Some prefer to document nodal disease requiring therapeutic dissection with preoperative ultrasound-guided fine-needle aspiration (FNA). If, however, high-resolution anatomic studies of ultrasound and CT scan strongly suggest highly suspicious metastatic disease, compartmental dissection can be implemented without FNA confirmation. These studies and, in turn, the resultant plan for therapeutic or prophylactic central neck dissection should be thoroughly reviewed and discussed with the patient preoperatively (see Chapters 14, Preoperative Radiographic Mapping of Nodal Disease for Papillary Thyroid Carcinoma, and 37, Central Neck Dissection: Indications).
Surgical Technique
We will outline primary central neck operation as a safe procedure in accordance with oncologic compartmental principles offered during primary thyroidectomy.

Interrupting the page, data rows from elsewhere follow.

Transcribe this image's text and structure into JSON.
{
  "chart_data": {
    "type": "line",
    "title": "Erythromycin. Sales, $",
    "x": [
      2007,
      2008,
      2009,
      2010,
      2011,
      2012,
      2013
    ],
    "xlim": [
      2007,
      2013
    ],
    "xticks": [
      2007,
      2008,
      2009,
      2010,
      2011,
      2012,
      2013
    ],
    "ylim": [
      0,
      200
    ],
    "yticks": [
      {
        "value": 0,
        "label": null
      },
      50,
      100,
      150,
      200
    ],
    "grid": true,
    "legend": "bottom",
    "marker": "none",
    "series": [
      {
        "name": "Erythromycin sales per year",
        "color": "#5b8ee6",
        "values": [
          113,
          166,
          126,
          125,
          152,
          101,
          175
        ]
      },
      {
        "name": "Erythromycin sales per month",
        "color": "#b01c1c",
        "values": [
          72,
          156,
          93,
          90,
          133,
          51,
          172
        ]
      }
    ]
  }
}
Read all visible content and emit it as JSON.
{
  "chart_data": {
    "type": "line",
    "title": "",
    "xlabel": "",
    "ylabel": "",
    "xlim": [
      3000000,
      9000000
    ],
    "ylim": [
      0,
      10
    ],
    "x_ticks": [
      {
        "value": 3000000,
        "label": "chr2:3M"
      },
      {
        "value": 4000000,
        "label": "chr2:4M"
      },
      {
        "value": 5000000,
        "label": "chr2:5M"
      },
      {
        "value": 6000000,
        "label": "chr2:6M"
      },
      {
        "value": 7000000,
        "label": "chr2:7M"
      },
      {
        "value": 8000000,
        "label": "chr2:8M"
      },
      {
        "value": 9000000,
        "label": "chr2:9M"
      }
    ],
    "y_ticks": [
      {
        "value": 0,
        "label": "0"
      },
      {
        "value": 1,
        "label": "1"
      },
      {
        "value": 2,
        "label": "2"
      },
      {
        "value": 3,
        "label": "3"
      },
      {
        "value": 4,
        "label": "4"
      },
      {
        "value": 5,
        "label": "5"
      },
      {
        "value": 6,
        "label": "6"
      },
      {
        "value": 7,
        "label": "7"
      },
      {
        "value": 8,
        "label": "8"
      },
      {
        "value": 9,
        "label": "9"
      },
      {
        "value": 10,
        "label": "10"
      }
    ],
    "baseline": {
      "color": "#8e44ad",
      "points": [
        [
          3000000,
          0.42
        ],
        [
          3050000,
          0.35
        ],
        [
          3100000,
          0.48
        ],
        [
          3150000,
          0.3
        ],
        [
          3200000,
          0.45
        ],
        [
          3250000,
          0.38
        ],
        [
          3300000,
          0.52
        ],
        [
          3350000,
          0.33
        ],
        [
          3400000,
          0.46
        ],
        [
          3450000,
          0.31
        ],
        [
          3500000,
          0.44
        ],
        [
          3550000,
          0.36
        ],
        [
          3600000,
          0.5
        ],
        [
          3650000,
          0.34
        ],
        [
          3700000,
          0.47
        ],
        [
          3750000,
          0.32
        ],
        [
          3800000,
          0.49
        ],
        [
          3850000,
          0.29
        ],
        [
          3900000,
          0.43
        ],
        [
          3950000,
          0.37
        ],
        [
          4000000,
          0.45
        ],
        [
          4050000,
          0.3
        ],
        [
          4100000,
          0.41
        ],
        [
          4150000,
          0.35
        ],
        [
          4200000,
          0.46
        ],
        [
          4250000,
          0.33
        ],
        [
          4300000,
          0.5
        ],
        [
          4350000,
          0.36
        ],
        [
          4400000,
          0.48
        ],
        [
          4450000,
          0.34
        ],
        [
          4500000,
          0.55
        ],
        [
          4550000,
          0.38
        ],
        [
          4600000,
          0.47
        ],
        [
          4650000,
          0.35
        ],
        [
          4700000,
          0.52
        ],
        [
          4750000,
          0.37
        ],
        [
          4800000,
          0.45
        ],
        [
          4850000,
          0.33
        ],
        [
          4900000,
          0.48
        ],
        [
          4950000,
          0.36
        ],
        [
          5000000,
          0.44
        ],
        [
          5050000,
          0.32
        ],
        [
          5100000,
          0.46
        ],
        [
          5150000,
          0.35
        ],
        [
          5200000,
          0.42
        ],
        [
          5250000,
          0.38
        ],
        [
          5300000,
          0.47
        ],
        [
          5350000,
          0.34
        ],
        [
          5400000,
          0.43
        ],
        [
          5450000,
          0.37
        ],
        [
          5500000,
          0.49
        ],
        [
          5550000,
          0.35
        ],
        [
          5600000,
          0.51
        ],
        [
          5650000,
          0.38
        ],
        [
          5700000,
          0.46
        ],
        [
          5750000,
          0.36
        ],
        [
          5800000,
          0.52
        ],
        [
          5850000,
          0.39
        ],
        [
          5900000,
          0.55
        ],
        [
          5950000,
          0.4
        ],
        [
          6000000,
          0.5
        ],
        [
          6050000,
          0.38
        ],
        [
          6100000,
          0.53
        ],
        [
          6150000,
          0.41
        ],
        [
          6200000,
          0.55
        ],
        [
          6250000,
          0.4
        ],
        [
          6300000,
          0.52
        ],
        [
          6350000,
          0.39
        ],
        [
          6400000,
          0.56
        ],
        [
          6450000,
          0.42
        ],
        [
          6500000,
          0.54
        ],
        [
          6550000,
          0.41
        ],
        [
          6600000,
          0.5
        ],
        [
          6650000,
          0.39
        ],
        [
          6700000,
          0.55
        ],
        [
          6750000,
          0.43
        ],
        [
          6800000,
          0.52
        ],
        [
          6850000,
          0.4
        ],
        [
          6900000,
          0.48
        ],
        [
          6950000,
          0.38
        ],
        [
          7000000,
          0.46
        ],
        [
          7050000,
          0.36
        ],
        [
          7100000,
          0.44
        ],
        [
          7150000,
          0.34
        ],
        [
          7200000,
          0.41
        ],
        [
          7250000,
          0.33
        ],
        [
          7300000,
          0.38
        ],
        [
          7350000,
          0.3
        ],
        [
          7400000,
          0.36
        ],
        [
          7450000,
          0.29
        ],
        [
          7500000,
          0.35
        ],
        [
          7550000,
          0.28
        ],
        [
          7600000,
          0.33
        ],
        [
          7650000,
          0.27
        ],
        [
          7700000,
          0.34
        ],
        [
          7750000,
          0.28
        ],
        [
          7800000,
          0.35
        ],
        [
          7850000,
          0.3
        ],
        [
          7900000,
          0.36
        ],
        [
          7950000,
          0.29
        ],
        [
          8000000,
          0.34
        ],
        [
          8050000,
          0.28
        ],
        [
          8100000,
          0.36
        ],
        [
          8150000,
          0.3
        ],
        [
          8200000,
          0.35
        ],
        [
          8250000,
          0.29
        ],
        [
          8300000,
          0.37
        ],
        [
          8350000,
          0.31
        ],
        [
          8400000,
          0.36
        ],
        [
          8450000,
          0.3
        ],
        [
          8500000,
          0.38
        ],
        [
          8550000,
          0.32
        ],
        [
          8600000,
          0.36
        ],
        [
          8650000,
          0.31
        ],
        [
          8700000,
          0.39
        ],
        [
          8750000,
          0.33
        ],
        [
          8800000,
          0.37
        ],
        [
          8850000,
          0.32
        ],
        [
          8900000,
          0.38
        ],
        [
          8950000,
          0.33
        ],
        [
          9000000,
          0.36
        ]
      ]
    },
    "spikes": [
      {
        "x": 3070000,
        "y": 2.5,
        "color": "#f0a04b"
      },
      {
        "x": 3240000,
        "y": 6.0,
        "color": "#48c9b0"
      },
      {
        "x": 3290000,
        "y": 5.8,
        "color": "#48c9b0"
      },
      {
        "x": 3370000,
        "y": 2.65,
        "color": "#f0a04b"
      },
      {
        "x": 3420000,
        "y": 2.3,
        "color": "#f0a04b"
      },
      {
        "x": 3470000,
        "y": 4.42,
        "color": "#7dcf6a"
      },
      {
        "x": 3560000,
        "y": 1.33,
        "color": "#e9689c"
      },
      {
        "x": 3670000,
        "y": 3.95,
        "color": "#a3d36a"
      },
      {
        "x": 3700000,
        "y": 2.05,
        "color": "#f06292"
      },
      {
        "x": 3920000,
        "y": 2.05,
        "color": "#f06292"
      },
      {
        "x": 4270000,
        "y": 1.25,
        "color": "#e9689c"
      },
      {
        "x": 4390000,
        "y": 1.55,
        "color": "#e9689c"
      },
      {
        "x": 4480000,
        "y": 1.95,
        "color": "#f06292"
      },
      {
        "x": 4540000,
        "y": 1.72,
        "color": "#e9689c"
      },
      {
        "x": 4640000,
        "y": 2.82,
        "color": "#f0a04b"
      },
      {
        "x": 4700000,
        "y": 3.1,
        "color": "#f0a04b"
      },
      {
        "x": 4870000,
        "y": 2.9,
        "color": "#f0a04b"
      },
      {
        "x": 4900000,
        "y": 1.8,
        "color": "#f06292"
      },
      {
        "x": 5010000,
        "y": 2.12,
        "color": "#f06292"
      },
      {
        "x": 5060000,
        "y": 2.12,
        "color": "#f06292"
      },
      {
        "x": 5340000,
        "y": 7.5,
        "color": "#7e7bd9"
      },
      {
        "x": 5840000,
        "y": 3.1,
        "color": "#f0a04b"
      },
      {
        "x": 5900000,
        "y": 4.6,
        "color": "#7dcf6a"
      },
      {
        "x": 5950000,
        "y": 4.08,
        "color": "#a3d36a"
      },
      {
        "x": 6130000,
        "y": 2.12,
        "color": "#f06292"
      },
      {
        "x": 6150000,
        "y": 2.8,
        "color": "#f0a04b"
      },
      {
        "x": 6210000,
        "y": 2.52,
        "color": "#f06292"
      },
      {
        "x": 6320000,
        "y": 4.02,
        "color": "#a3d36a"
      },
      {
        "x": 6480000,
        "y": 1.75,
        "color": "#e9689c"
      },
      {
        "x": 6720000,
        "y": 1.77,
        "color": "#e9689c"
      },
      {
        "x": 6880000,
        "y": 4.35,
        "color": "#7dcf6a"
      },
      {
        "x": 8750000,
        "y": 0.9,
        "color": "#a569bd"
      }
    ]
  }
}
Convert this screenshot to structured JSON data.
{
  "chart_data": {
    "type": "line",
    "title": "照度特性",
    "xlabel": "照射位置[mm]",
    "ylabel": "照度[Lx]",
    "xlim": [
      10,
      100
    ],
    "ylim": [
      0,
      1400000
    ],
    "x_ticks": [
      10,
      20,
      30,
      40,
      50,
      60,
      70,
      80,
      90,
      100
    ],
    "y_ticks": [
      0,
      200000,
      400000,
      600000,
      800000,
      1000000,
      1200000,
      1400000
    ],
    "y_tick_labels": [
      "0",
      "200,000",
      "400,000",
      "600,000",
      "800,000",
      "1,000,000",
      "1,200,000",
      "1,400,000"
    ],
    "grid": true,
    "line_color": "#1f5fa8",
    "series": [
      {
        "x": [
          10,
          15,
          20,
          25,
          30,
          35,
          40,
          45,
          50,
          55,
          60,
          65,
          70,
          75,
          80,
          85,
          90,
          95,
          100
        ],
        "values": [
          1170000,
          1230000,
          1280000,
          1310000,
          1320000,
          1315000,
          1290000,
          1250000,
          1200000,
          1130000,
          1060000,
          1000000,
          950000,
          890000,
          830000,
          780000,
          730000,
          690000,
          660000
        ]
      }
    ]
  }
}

The incision for complete central neck dissection during thyroidectomy is that of the standard thyroidectomy. Skin flaps are raised upward to the level of the thyroid notch and downward to the sternal notch. A vertical incision opens the midline between the strap muscles, from the thyroid notch to the sternal notch. Loupe magnification can be helpful in parathyroid and nerve identification during thyroidectomy and has great utility as well in central neck dissection. There is, in fact, evidence that the routine use of magnification is associated with a lower incidence of inadvertently removed parathyroid glands.36
Step 1: Prelaryngeal Dissection
The prelaryngeal nodes are easily visualized during the resection of the pyramidal lobe. They can be dissected at this time or after thyroidectomy. The prelaryngeal dissection starts inferiorly at the upper margin of the thyroid isthmus and extends superiorly to the anterior arch of the cricoid cartilage. The dissection extends superiorly into the tissue over the cricothyroid membrane and then over the anterior surface of the thyroid cartilage up to the thyroid notch. Nodal tissue may be residing in the indented cricothyroid membrane, so dissection in the area of the cricothyroid membrane must extend deeply enough to recognize and excise such Delphian nodes. The fascia over the cricothyroid muscle should be preserved, and all soft tissue should be dissected off this area preserving the perichondrium of the respective cartilages. Special care is taken to avoid injury to the cricothyroid muscles. There is often a small bleeder on the surface of the cricothyroid muscle, but cautery on the surface of the muscles is ill advised. Given the muscle’s thinness, such cautery injury would significantly disrupt muscular function with a possible postoperative pattern of dysfunction similar to superior laryngeal nerve paralysis. A pyramidal lobe, if present, is dissected as part of this initial prelaryngeal dissection and is reflected downward on to the thyroid. The orientation that is provided to the surgeon by this initial brief prelaryngeal dissection is helpful in that the exact midline, the anterior arch of the cricoid, and the cricothyroid muscles are all clearly identified, providing helpful anatomic information for later portions of the case (see Chapter 30, Principles in Thyroid Surgery).